To improve the colour gamut on photo quality printers a manufacturer might incorporate light magenta and light cyan inks, giving a six colour printer. In theory light yellow might be useful, but it's perceived as a light colour anyway so it isn't much missed.
 
Some top end printers have Cyan, Magenta, Yellow, Light Cyan, Light Magenta, Black, Photographic Black and Grey. There are even models that add straight Red Green and Blue to this.


Summary.

Printing processes used by computers aren't generally capable of producing sufficient gradations of grey or  colour to satisfy human visual perception directly. Printers often either make a dot on the page or not.  Computer print processes do not easily produce the gradations in colour called grey-scale. Grey scale has become a desirable property so some laser and inkjet mechanisms can provide it - so can sublimation thermal heads.
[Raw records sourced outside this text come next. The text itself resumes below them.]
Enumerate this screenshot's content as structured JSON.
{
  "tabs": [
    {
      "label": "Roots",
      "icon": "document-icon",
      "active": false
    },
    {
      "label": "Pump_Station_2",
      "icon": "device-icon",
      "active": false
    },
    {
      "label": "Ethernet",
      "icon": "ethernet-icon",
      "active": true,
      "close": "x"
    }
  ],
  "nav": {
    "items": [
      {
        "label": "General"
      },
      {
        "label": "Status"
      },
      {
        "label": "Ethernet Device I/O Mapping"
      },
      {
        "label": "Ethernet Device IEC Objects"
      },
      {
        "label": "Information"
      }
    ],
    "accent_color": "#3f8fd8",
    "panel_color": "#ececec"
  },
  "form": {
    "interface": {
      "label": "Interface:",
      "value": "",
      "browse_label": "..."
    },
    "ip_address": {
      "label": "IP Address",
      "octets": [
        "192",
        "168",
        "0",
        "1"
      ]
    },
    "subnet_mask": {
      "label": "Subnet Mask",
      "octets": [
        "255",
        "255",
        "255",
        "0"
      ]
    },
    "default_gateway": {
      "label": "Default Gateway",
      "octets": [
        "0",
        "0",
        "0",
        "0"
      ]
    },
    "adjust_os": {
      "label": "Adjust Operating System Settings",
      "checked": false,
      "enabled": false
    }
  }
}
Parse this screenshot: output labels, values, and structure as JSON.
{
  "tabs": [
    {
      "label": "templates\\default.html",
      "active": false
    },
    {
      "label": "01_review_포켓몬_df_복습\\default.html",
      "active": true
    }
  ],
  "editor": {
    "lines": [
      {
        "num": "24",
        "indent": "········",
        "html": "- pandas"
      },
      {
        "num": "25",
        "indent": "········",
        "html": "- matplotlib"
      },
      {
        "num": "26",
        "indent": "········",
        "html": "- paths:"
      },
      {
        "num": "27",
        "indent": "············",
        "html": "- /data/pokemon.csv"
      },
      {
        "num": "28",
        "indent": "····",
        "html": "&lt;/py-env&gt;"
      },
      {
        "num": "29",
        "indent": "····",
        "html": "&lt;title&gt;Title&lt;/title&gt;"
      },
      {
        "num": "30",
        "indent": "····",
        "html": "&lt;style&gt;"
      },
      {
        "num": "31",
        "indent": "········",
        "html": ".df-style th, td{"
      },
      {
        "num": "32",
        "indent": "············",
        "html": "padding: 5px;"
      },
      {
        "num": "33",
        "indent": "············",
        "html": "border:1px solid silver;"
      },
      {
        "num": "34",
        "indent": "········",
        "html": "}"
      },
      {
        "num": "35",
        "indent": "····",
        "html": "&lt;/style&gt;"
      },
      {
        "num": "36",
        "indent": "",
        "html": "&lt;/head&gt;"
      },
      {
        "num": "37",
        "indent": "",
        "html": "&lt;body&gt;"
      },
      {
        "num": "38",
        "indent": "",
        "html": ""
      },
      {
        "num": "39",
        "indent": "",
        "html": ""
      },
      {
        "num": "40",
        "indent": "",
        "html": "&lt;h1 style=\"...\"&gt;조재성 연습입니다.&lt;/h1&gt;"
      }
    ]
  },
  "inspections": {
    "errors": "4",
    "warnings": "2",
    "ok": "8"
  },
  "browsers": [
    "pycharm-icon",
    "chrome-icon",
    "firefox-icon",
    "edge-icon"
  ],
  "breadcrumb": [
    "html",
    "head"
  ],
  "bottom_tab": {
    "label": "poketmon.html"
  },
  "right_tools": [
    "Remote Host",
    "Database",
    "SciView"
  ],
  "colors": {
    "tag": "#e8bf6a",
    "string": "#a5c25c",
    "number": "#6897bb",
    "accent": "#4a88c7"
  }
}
By printing many small dots and relying on the human eye to combine them computer printers can produce any level of grey or any colour.  Conventional printing presses do this by using a half-tone process. The equivalent process using pseudo-random small dots is called dither.

Printing Cyan, Magenta and Yellow Dots that add up to a brown-black colour does work, but the toner costs a lot. Printers often add a black process that replaces that used for colour when it is too expensive and innacurate at producing darkness.

Using Light Cyan, Light Magenta and Grey colours gives a much brighter page in light coloured areas. The cost is that the printer needs more print mechanisms. Inkjet printers can fairly easily generate these extra colours. Laser printers have more expensive mechanisms and rarely use more than four colours.